Lebih lanjut Azmi menyatakan, hakim harus memberikan penjelasan tentang fakta yang terbukti dan penafsiran hukum yang diberlakukan atas kasus ini. Terkesan, majelis hakim mengabaikan hal ini.

Sehingga, patut diduga ada muatan lain yang nempel pada putusan hakim yang menggeser pertimbangan maupun hal-hal yang memberatkan menjadi hal-hal yang meringankan, sehingga menjadikan putusan ini di diskon.

Memperhatikan beberapa kasus besar yang menjadi sorotan publik, Azmi pun menilai hal ini adalah tragedi tumbangnya keadilan yang kini melanda Majelis Hakim Pengadilan Tinggi.

“Atau jangan-jangan Hakim ‘korban ketakutan’? Entah itu ketakutan akan kekuasaan atau ketakutan akan motif lain? Akibat putusan yang didiskon begini, rasa keadilan jadi liar,” ujarnya.

“Apa majelis hakim tidak mau tahu, bahwa saat ini rakyat kebanyakan sudah lapar keadilan dan haus kebenaran?
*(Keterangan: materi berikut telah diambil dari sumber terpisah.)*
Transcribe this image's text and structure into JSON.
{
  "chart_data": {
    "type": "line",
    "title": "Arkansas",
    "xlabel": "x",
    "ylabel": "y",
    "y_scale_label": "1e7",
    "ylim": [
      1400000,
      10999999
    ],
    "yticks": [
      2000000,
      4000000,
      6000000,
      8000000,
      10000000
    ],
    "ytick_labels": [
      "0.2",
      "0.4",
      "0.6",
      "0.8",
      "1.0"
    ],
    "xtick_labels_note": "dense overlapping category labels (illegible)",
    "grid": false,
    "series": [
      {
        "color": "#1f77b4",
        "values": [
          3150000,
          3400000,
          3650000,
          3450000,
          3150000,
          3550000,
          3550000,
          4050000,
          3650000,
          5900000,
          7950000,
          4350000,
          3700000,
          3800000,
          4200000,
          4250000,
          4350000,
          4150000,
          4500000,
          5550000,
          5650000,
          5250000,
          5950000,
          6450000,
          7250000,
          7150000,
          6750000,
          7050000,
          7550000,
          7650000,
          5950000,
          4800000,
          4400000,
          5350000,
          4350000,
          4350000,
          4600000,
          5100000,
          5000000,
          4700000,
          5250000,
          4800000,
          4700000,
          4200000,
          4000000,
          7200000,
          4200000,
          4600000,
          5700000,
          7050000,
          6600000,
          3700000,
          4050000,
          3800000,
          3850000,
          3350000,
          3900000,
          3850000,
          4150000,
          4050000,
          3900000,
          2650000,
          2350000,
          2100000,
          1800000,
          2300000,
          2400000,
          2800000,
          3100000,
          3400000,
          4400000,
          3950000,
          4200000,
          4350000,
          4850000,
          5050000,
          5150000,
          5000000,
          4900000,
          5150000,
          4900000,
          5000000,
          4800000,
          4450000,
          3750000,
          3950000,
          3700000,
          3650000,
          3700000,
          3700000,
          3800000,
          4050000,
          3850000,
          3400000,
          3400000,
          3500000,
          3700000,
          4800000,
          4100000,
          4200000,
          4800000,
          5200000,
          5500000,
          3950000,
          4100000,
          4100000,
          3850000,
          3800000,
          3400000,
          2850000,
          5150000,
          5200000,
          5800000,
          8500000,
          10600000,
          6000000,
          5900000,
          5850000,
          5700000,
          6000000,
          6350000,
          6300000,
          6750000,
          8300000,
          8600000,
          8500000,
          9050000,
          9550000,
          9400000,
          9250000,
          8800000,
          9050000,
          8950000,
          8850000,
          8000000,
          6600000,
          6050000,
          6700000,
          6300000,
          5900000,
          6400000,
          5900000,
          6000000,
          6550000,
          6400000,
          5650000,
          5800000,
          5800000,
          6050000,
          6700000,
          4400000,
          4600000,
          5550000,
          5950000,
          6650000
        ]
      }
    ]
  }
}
Putusan pengadilan seperti begini tidak boleh dibiarkan terus. Rakyat merana, dikalahkan terus. Semestinya kepada para koruptor ini tidak bisa ditolerir, karena perbuatannya tersebut telah menyengsarakan rakyat banyak dan mengkhianati bangsa,” demikian Azmi Syahputra.